Death Has A Sting

Tombstone, Howard Street, Ocracoke Island, 2017

I’m in a constant state of mourning. Grief hangs around like body odor on an old couch. I’m tired, nauseous, a little dizzy, and not sure what to do next. My check list says pray.  Always be praying.  ABP or was it Always be Christianing?  I can’t remember.  Too many acronyms in this business.  Isn’t that what they say in the nuclear missile silos?  You live and die by your checklists.

Right now, I’m having trouble finding the words. What do I tell God on this beautiful afternoon? I am grateful to be alive. Yes. But is that a prayer? I need to pray. Something about today demands prayer. I don’t need to pray about the United Methodist Church, re-fighting the Civil War, or ordaining gay clergy. Oh, I can fight the culture war battles all day long. Give me a Gatorade and a couple hours of sleep and I’m fine for another day. Right now, I’m a million miles away from what I thought mattered ten minutes ago. Those things matter but words fail me now. Holy words seep through my fingers like water on a hot summer day. The words are not there. I speak silence.  My prayers are silent.

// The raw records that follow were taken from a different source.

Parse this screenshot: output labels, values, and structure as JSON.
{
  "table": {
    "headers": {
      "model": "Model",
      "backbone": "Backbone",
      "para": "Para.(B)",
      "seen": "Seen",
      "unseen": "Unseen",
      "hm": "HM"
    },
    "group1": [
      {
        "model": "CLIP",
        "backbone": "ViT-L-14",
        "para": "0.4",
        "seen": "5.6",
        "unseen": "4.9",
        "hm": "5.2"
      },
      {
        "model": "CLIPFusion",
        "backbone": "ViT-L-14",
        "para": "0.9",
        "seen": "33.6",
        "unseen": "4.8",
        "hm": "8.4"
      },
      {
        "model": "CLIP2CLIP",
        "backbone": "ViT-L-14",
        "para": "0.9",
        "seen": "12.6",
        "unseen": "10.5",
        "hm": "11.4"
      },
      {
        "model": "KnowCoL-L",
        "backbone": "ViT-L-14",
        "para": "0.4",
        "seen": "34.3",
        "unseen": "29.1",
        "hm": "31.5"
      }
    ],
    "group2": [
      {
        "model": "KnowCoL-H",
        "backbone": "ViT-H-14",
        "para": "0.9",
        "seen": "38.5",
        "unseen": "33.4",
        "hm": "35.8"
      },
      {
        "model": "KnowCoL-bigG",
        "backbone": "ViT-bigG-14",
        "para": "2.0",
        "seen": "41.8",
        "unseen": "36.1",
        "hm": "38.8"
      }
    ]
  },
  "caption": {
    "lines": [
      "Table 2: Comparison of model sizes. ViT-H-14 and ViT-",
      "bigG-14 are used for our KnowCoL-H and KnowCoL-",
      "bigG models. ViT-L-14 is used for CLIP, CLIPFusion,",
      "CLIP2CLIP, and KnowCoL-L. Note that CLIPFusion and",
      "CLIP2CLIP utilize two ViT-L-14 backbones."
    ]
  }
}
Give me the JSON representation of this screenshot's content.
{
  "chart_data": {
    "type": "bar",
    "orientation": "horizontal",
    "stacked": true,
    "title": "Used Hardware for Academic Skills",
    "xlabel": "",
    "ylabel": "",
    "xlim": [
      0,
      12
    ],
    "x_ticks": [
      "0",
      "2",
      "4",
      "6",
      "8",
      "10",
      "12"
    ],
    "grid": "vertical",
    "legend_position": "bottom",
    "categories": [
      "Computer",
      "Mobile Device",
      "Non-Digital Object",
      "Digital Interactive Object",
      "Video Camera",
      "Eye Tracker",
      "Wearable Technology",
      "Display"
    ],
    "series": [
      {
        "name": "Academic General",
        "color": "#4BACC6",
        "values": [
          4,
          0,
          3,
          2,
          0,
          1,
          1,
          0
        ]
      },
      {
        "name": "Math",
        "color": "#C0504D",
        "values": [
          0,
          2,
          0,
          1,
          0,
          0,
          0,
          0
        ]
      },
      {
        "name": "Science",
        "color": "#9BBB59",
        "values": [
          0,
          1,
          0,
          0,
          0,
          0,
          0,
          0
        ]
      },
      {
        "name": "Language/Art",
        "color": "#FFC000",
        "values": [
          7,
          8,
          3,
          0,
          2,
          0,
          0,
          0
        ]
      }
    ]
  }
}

The onslaught of death has worn me out. Onslaught is a strong, medieval word. I know this. I choose it purposefully. Death is like an invading army laying siege to the once safe fortress I called my life. The people I’m called to shepherd die with all too regular frequency. Others in my church are being diagnosed with forms of terminal cancer at a rate of almost one or two persons per week. Psalm 23 speaks of the “valley of the shadow of death”. I would hope, statistically speaking, there would be a peak on the other side. Our valley is a road that just keeps going. I want off this death road.

This morning, my wife’s sister (my sister-in-law) and beloved aunt to our three daughters was killed in an automobile accident. I’m growing weary of preaching that death has lost its sting. Death stings; to pretend any different is to lie. Paul helps us put on a brave face but it doesn’t face the fact. Even with Jesus in your heart, death hurts. Death still has a sting.